We have learned with sadness that New York City now officially frowns upon monkey bars in its playgrounds. The New York Times ran a picture of an empty jungle gym cordoned off with yellow safety tape, and it was impossible not to think of Shakespeare's bare ruined choirs where late the sweet birds sang. "Monkey bars are disappearing all across America," the Times reports, "as new federal safety guidelines, laws guaranteeing accessibility to the handicapped, and the play industry's self-policing [otherwise known as its `fear of lawsuits'] have coalesced to force them out." Parents are torn between "their natural urges to protect their children and their own idyllic memories."

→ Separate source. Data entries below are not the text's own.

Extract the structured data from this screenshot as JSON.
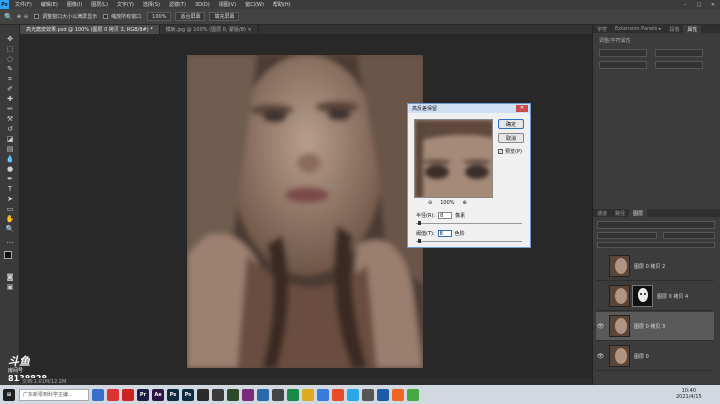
{
  "menubar": {
    "logo": "Ps",
    "items": [
      "文件(F)",
      "编辑(E)",
      "图像(I)",
      "图层(L)",
      "文字(Y)",
      "选择(S)",
      "滤镜(T)",
      "3D(D)",
      "视图(V)",
      "窗口(W)",
      "帮助(H)"
    ]
  },
  "options": {
    "resize_windows": "调整窗口大小以满屏显示",
    "zoom_all": "缩放所有窗口",
    "zoom_value": "100%",
    "fit_screen": "适合屏幕",
    "fill_screen": "填充屏幕"
  },
  "tabs": [
    {
      "label": "高光磨皮效果.psd @ 100% (图层 0 拷贝 3, RGB/8#) *",
      "active": true
    },
    {
      "label": "模板.jpg @ 100% (图层 0, 蒙版/8) ×",
      "active": false
    }
  ],
  "status": "文档:1.01M/12.2M",
  "panels": {
    "top_tabs": [
      "字符",
      "Extension Panels ▸",
      "段落",
      "属性"
    ],
    "mid_label": "调整/字符属性",
    "layer_tabs": [
      "图层",
      "通道",
      "路径"
    ]
  },
  "layers": [
    {
      "name": "图层 0 拷贝 2",
      "has_mask": false,
      "visible": false,
      "selected": false
    },
    {
      "name": "图层 0 拷贝 4",
      "has_mask": true,
      "visible": false,
      "selected": false
    },
    {
      "name": "图层 0 拷贝 3",
      "has_mask": false,
      "visible": true,
      "selected": true
    },
    {
      "name": "图层 0",
      "has_mask": false,
      "visible": true,
      "selected": false
    }
  ],
  "dialog": {
    "title": "高反差保留",
    "close": "✕",
    "ok": "确定",
    "cancel": "取消",
    "preview_label": "预览(P)",
    "zoom": "100%",
    "radius_label": "半径(R):",
    "radius_value": "8",
    "radius_unit": "像素",
    "threshold_label": "阈值(T):",
    "threshold_value": "8",
    "threshold_unit": "色阶"
  },
  "watermark": {
    "brand": "斗鱼",
    "sub": "房间号",
    "room": "8138828"
  },
  "taskbar": {
    "search_placeholder": "广东新零到科学主编...",
    "time": "10:40",
    "date": "2021/4/15"
  }
}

The Times is wrong: the urge in question isn't "to protect their children"; it's to protect everyone else's children. You protect your own children by forbidding them to climb, not by tearing down monkey bars. Children do get hurt climbing. Is it a foolish risk? Some parents think so and keep venturesome play to an absolute minimum; others allow their children to swim in the ocean, climb trees, ride bicycles, hike in the countryside . . . even play on a jungle gym. Perhaps the monkey bars ought to go because telling a child not to climb on them has no real-world bearing on whether he will or not. But if parents are that helpless, they are the menaces, and we ought to be cordoning them off. If you can't get your children to stay off the monkey bars, how likely are you to get their attention when they are older and braver, and the attractive nuisances are a lot more attractive?
We are a passive society, happy to let the lawyers call the tune. Many of us would just as soon the kids stay home, anyway, and play "monkey bars" on the computer. (You can now buy a children's program called "Treehouse" and another called "Backyard.") Yet we don't lack spunk or daring: when a young girl proposed to fly an airplane cross-country, we were all for it. What we lack is common sense.